GHSA-jf8c-36vw-98x4: 
PHP vulnerability analysis and mitigation

A critical remote code execution vulnerability was discovered in Drupal core's DefaultMailSystem::mail() function. The vulnerability (GHSA-jf8c-36vw-98x4) was disclosed on October 17, 2018, affecting Drupal versions 7.x (>=7.0, <7.60) and 8.x (>=8.0.0, <8.5.8 and >=8.6.0, <8.6.2). The issue stemmed from insufficient sanitization of shell arguments when sending emails (Drupal Advisory, GitHub Advisory).

The vulnerability exists in the DefaultMailSystem::mail() function where certain variables were not properly sanitized for shell arguments before being used in email operations. This security flaw was classified as Critical severity and is associated with CWE-94 (Improper Control of Generation of Code). The issue affects multiple versions across both Drupal 7.x and 8.x branches (GitHub Advisory).
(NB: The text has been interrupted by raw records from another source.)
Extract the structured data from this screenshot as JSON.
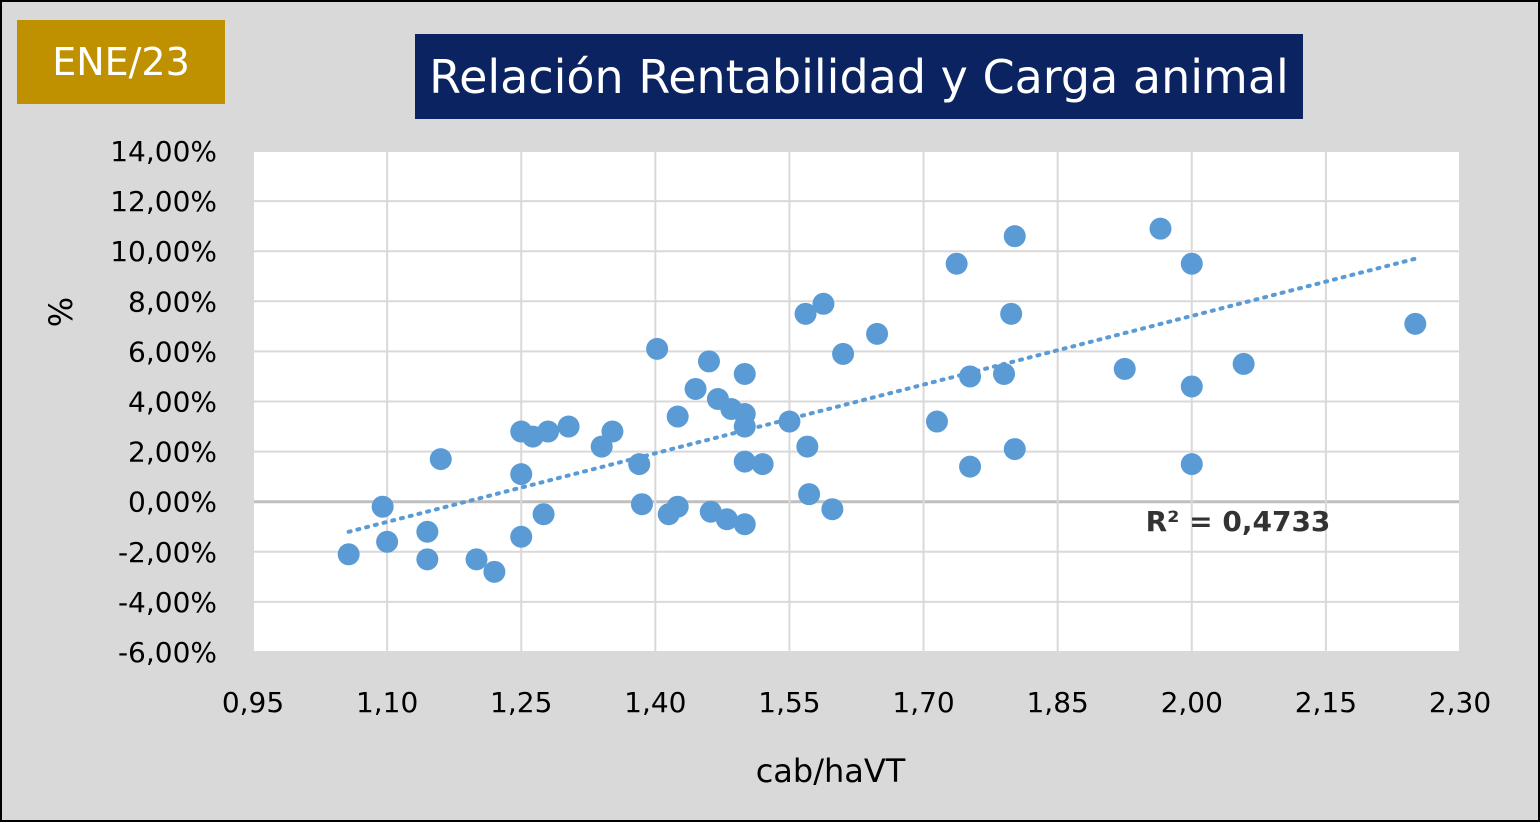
{
  "badge": {
    "label": "ENE/23"
  },
  "colors": {
    "background": "#d9d9d9",
    "plot_area": "#ffffff",
    "badge": "#bf9000",
    "title_box": "#0b2361",
    "points": "#5b9bd5",
    "trendline": "#5b9bd5",
    "gridline": "#d9d9d9"
  },
  "chart_data": {
    "type": "scatter",
    "title": "Relación Rentabilidad y Carga animal",
    "xlabel": "cab/haVT",
    "ylabel": "%",
    "xlim": [
      0.95,
      2.3
    ],
    "ylim": [
      -6,
      14
    ],
    "x_ticks": [
      0.95,
      1.1,
      1.25,
      1.4,
      1.55,
      1.7,
      1.85,
      2.0,
      2.15,
      2.3
    ],
    "y_ticks": [
      -6,
      -4,
      -2,
      0,
      2,
      4,
      6,
      8,
      10,
      12,
      14
    ],
    "x_tick_labels": [
      "0,95",
      "1,10",
      "1,25",
      "1,40",
      "1,55",
      "1,70",
      "1,85",
      "2,00",
      "2,15",
      "2,30"
    ],
    "y_tick_labels": [
      "-6,00%",
      "-4,00%",
      "-2,00%",
      "0,00%",
      "2,00%",
      "4,00%",
      "6,00%",
      "8,00%",
      "10,00%",
      "12,00%",
      "14,00%"
    ],
    "grid": true,
    "legend": "none",
    "points": [
      [
        1.057,
        -2.1
      ],
      [
        1.095,
        -0.2
      ],
      [
        1.1,
        -1.6
      ],
      [
        1.145,
        -1.2
      ],
      [
        1.145,
        -2.3
      ],
      [
        1.16,
        1.7
      ],
      [
        1.2,
        -2.3
      ],
      [
        1.22,
        -2.8
      ],
      [
        1.25,
        2.8
      ],
      [
        1.25,
        1.1
      ],
      [
        1.25,
        -1.4
      ],
      [
        1.263,
        2.6
      ],
      [
        1.275,
        -0.5
      ],
      [
        1.28,
        2.8
      ],
      [
        1.303,
        3.0
      ],
      [
        1.34,
        2.2
      ],
      [
        1.352,
        2.8
      ],
      [
        1.382,
        1.5
      ],
      [
        1.385,
        -0.1
      ],
      [
        1.402,
        6.1
      ],
      [
        1.415,
        -0.5
      ],
      [
        1.425,
        -0.2
      ],
      [
        1.425,
        3.4
      ],
      [
        1.445,
        4.5
      ],
      [
        1.46,
        5.6
      ],
      [
        1.462,
        -0.4
      ],
      [
        1.47,
        4.1
      ],
      [
        1.48,
        -0.7
      ],
      [
        1.485,
        3.7
      ],
      [
        1.5,
        5.1
      ],
      [
        1.5,
        3.5
      ],
      [
        1.5,
        3.0
      ],
      [
        1.5,
        1.6
      ],
      [
        1.5,
        -0.9
      ],
      [
        1.52,
        1.5
      ],
      [
        1.55,
        3.2
      ],
      [
        1.568,
        7.5
      ],
      [
        1.57,
        2.2
      ],
      [
        1.572,
        0.3
      ],
      [
        1.588,
        7.9
      ],
      [
        1.598,
        -0.3
      ],
      [
        1.61,
        5.9
      ],
      [
        1.648,
        6.7
      ],
      [
        1.715,
        3.2
      ],
      [
        1.737,
        9.5
      ],
      [
        1.752,
        5.0
      ],
      [
        1.752,
        1.4
      ],
      [
        1.79,
        5.1
      ],
      [
        1.798,
        7.5
      ],
      [
        1.802,
        10.6
      ],
      [
        1.802,
        2.1
      ],
      [
        1.925,
        5.3
      ],
      [
        1.965,
        10.9
      ],
      [
        2.0,
        9.5
      ],
      [
        2.0,
        4.6
      ],
      [
        2.0,
        1.5
      ],
      [
        2.058,
        5.5
      ],
      [
        2.25,
        7.1
      ]
    ],
    "trendline": {
      "type": "linear",
      "x": [
        1.057,
        2.25
      ],
      "y": [
        -1.2,
        9.7
      ],
      "style": "dotted"
    },
    "annotations": [
      {
        "text": "R² = 0,4733"
      }
    ]
  }
}
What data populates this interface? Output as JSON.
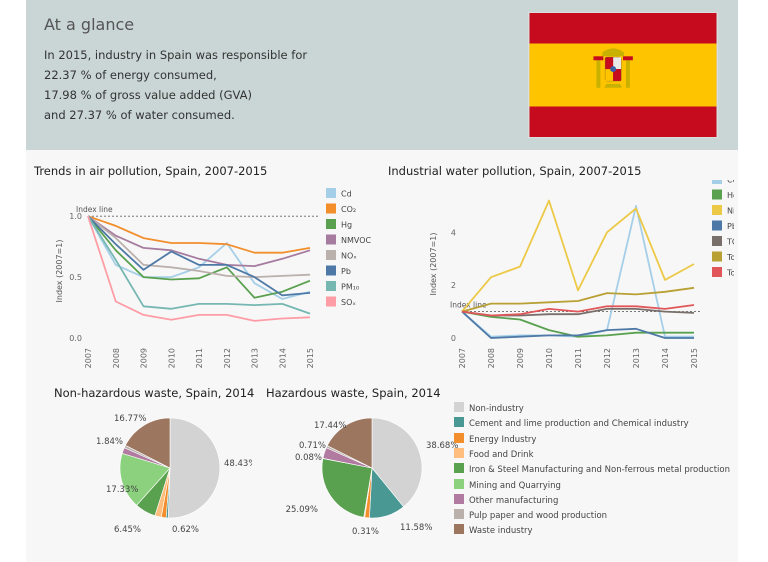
{
  "header": {
    "title": "At a glance",
    "summary": {
      "line1": "In 2015, industry in Spain was responsible for",
      "line2_value": "22.37 %",
      "line2_rest": " of energy consumed,",
      "line3_value": "17.98 %",
      "line3_rest": " of gross value added (GVA)",
      "line4_pre": "and ",
      "line4_value": "27.37 %",
      "line4_rest": " of water consumed."
    },
    "flag": {
      "colors": {
        "red": "#c60b1e",
        "yellow": "#ffc400"
      },
      "icon": "spain-flag-icon"
    }
  },
  "chart_data": [
    {
      "id": "air",
      "type": "line",
      "title": "Trends in air pollution, Spain, 2007-2015",
      "ylabel": "Index (2007=1)",
      "ylim": [
        0,
        1.1
      ],
      "yticks": [
        "0.0",
        "0.5",
        "1.0"
      ],
      "index_line_label": "Index line",
      "x": [
        "2007",
        "2008",
        "2009",
        "2010",
        "2011",
        "2012",
        "2013",
        "2014",
        "2015"
      ],
      "series": [
        {
          "name": "Cd",
          "color": "#a5cfe8",
          "values": [
            1.0,
            0.6,
            0.5,
            0.5,
            0.58,
            0.78,
            0.45,
            0.32,
            0.38
          ]
        },
        {
          "name": "CO₂",
          "color": "#f28e2b",
          "values": [
            1.0,
            0.92,
            0.82,
            0.78,
            0.78,
            0.77,
            0.7,
            0.7,
            0.74
          ]
        },
        {
          "name": "Hg",
          "color": "#59a14f",
          "values": [
            1.0,
            0.72,
            0.5,
            0.48,
            0.49,
            0.58,
            0.33,
            0.38,
            0.47
          ]
        },
        {
          "name": "NMVOC",
          "color": "#a67ba0",
          "values": [
            1.0,
            0.84,
            0.74,
            0.72,
            0.65,
            0.6,
            0.59,
            0.65,
            0.72
          ]
        },
        {
          "name": "NOₓ",
          "color": "#bab0ac",
          "values": [
            1.0,
            0.82,
            0.6,
            0.58,
            0.55,
            0.51,
            0.5,
            0.51,
            0.52
          ]
        },
        {
          "name": "Pb",
          "color": "#4e79a7",
          "values": [
            1.0,
            0.77,
            0.56,
            0.71,
            0.6,
            0.6,
            0.5,
            0.35,
            0.37
          ]
        },
        {
          "name": "PM₁₀",
          "color": "#76b7b2",
          "values": [
            1.0,
            0.64,
            0.26,
            0.24,
            0.28,
            0.28,
            0.27,
            0.28,
            0.2
          ]
        },
        {
          "name": "SOₓ",
          "color": "#ff9da7",
          "values": [
            1.0,
            0.3,
            0.19,
            0.15,
            0.19,
            0.19,
            0.14,
            0.16,
            0.17
          ]
        }
      ]
    },
    {
      "id": "water",
      "type": "line",
      "title": "Industrial water pollution, Spain, 2007-2015",
      "ylabel": "Index (2007=1)",
      "ylim": [
        0,
        5.6
      ],
      "yticks": [
        "0",
        "2",
        "4"
      ],
      "index_line_label": "Index line",
      "x": [
        "2007",
        "2008",
        "2009",
        "2010",
        "2011",
        "2012",
        "2013",
        "2014",
        "2015"
      ],
      "series": [
        {
          "name": "Cd",
          "color": "#a5cfe8",
          "values": [
            1.0,
            0.05,
            0.1,
            0.1,
            0.05,
            0.3,
            5.0,
            0.05,
            0.05
          ]
        },
        {
          "name": "Hg",
          "color": "#59a14f",
          "values": [
            1.0,
            0.8,
            0.7,
            0.3,
            0.05,
            0.1,
            0.2,
            0.2,
            0.2
          ]
        },
        {
          "name": "Ni",
          "color": "#edc948",
          "values": [
            1.0,
            2.3,
            2.7,
            5.2,
            1.8,
            4.0,
            4.9,
            2.2,
            2.8
          ]
        },
        {
          "name": "Pb",
          "color": "#4e79a7",
          "values": [
            1.0,
            0.0,
            0.05,
            0.1,
            0.1,
            0.3,
            0.35,
            0.0,
            0.0
          ]
        },
        {
          "name": "TOC",
          "color": "#796f6a",
          "values": [
            1.0,
            0.85,
            0.85,
            0.9,
            0.9,
            1.1,
            1.1,
            1.0,
            0.95
          ]
        },
        {
          "name": "Tot-N",
          "color": "#b9a033",
          "values": [
            1.0,
            1.3,
            1.3,
            1.35,
            1.4,
            1.7,
            1.65,
            1.75,
            1.9
          ]
        },
        {
          "name": "Tot-P",
          "color": "#e15759",
          "values": [
            1.0,
            0.85,
            0.9,
            1.1,
            1.0,
            1.2,
            1.2,
            1.1,
            1.25
          ]
        }
      ]
    },
    {
      "id": "nonhaz",
      "type": "pie",
      "title": "Non-hazardous waste, Spain, 2014",
      "slices": [
        {
          "name": "Non-industry",
          "value": 48.43,
          "label": "48.43%"
        },
        {
          "name": "Cement and lime production and Chemical industry",
          "value": 0.62,
          "label": "0.62%"
        },
        {
          "name": "Energy Industry",
          "value": 1.5,
          "label": ""
        },
        {
          "name": "Food and Drink",
          "value": 2.0,
          "label": ""
        },
        {
          "name": "Iron & Steel Manufacturing and Non-ferrous metal production",
          "value": 6.45,
          "label": "6.45%"
        },
        {
          "name": "Mining and Quarrying",
          "value": 17.33,
          "label": "17.33%"
        },
        {
          "name": "Other manufacturing",
          "value": 1.84,
          "label": "1.84%"
        },
        {
          "name": "Pulp paper and wood production",
          "value": 0.8,
          "label": ""
        },
        {
          "name": "Waste industry",
          "value": 16.77,
          "label": "16.77%"
        }
      ]
    },
    {
      "id": "haz",
      "type": "pie",
      "title": "Hazardous waste, Spain, 2014",
      "slices": [
        {
          "name": "Non-industry",
          "value": 38.68,
          "label": "38.68%"
        },
        {
          "name": "Cement and lime production and Chemical industry",
          "value": 11.58,
          "label": "11.58%"
        },
        {
          "name": "Energy Industry",
          "value": 1.5,
          "label": ""
        },
        {
          "name": "Food and Drink",
          "value": 0.31,
          "label": "0.31%"
        },
        {
          "name": "Iron & Steel Manufacturing and Non-ferrous metal production",
          "value": 25.09,
          "label": "25.09%"
        },
        {
          "name": "Mining and Quarrying",
          "value": 0.08,
          "label": "0.08%"
        },
        {
          "name": "Other manufacturing",
          "value": 3.5,
          "label": ""
        },
        {
          "name": "Pulp paper and wood production",
          "value": 0.71,
          "label": "0.71%"
        },
        {
          "name": "Waste industry",
          "value": 17.44,
          "label": "17.44%"
        }
      ]
    }
  ],
  "waste_legend": [
    {
      "name": "Non-industry",
      "color": "#d3d3d3"
    },
    {
      "name": "Cement and lime production and Chemical industry",
      "color": "#499894"
    },
    {
      "name": "Energy Industry",
      "color": "#f28e2b"
    },
    {
      "name": "Food and Drink",
      "color": "#ffbe7d"
    },
    {
      "name": "Iron & Steel Manufacturing and Non-ferrous metal production",
      "color": "#59a14f"
    },
    {
      "name": "Mining and Quarrying",
      "color": "#8cd17d"
    },
    {
      "name": "Other manufacturing",
      "color": "#b07aa1"
    },
    {
      "name": "Pulp paper and wood production",
      "color": "#bab0ac"
    },
    {
      "name": "Waste industry",
      "color": "#9d7660"
    }
  ]
}
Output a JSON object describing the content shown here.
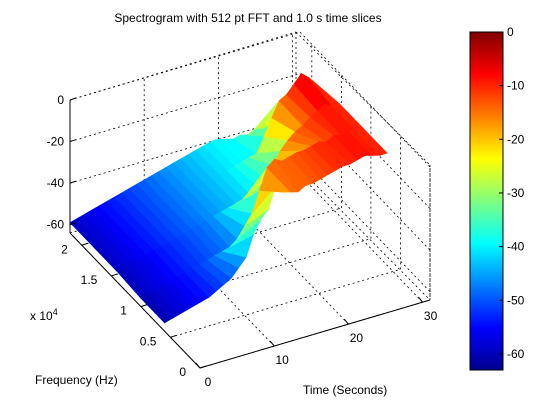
{
  "chart_data": {
    "type": "surface-3d",
    "title": "Spectrogram with 512 pt FFT and 1.0 s time slices",
    "xlabel": "Time (Seconds)",
    "ylabel": "Frequency (Hz)",
    "y_exponent_label": "x 10",
    "y_exponent_power": "4",
    "x_ticks": [
      0,
      10,
      20,
      30
    ],
    "y_ticks": [
      0,
      0.5,
      1,
      1.5,
      2
    ],
    "z_ticks": [
      0,
      -20,
      -40,
      -60
    ],
    "xlim": [
      0,
      31
    ],
    "ylim": [
      0,
      2.2
    ],
    "zlim": [
      -64,
      0
    ],
    "colorbar": {
      "ticks": [
        0,
        -10,
        -20,
        -30,
        -40,
        -50,
        -60
      ],
      "range": [
        -63,
        0
      ],
      "colormap": "jet"
    },
    "surface_rows": [
      {
        "freq": 2.2,
        "values": [
          -59,
          -58,
          -57,
          -56,
          -55,
          -54,
          -53,
          -52,
          -51,
          -50,
          -49,
          -48,
          -47,
          -46,
          -45,
          -44,
          -43,
          -42,
          -41,
          -40,
          -40,
          -41,
          -42,
          -41,
          -42,
          -40,
          -41,
          -40,
          -40,
          -40,
          -40
        ]
      },
      {
        "freq": 1.8,
        "values": [
          -59,
          -58,
          -57,
          -56,
          -55,
          -54,
          -53,
          -52,
          -51,
          -50,
          -49,
          -48,
          -47,
          -46,
          -45,
          -44,
          -43,
          -42,
          -41,
          -40,
          -39,
          -38,
          -37,
          -30,
          -22,
          -15,
          -13,
          -9,
          -5,
          -8,
          -12
        ]
      },
      {
        "freq": 1.4,
        "values": [
          -59,
          -58,
          -57,
          -56,
          -55,
          -54,
          -53,
          -52,
          -51,
          -50,
          -49,
          -48,
          -47,
          -46,
          -45,
          -44,
          -43,
          -42,
          -41,
          -38,
          -35,
          -30,
          -24,
          -20,
          -17,
          -15,
          -12,
          -10,
          -8,
          -10,
          -10
        ]
      },
      {
        "freq": 1.0,
        "values": [
          -60,
          -59,
          -58,
          -57,
          -56,
          -55,
          -54,
          -53,
          -52,
          -51,
          -50,
          -49,
          -48,
          -45,
          -40,
          -35,
          -25,
          -15,
          -12,
          -14,
          -13,
          -12,
          -12,
          -11,
          -10,
          -11,
          -9,
          -10,
          -9,
          -10,
          -10
        ]
      },
      {
        "freq": 0.6,
        "values": [
          -60,
          -59,
          -58,
          -57,
          -56,
          -55,
          -54,
          -52,
          -50,
          -48,
          -44,
          -40,
          -30,
          -24,
          -20,
          -10,
          -14,
          -15,
          -16,
          -14,
          -14,
          -13,
          -12,
          -11,
          -10,
          -10,
          -9,
          -8,
          -9,
          -10,
          -10
        ]
      }
    ]
  }
}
The vulnerability could lead to remote code execution on affected Drupal installations, allowing attackers to potentially execute arbitrary code on the target system (Drupal Advisory, GitHub Advisory).

Users are advised to upgrade to the patched versions: Drupal 7.60 for 7.x installations, Drupal 8.5.8 for 8.5.x installations, or Drupal 8.6.2 for 8.6.x installations. Minor versions of Drupal 8 prior to 8.5.x are not supported and do not receive security coverage (Drupal Advisory).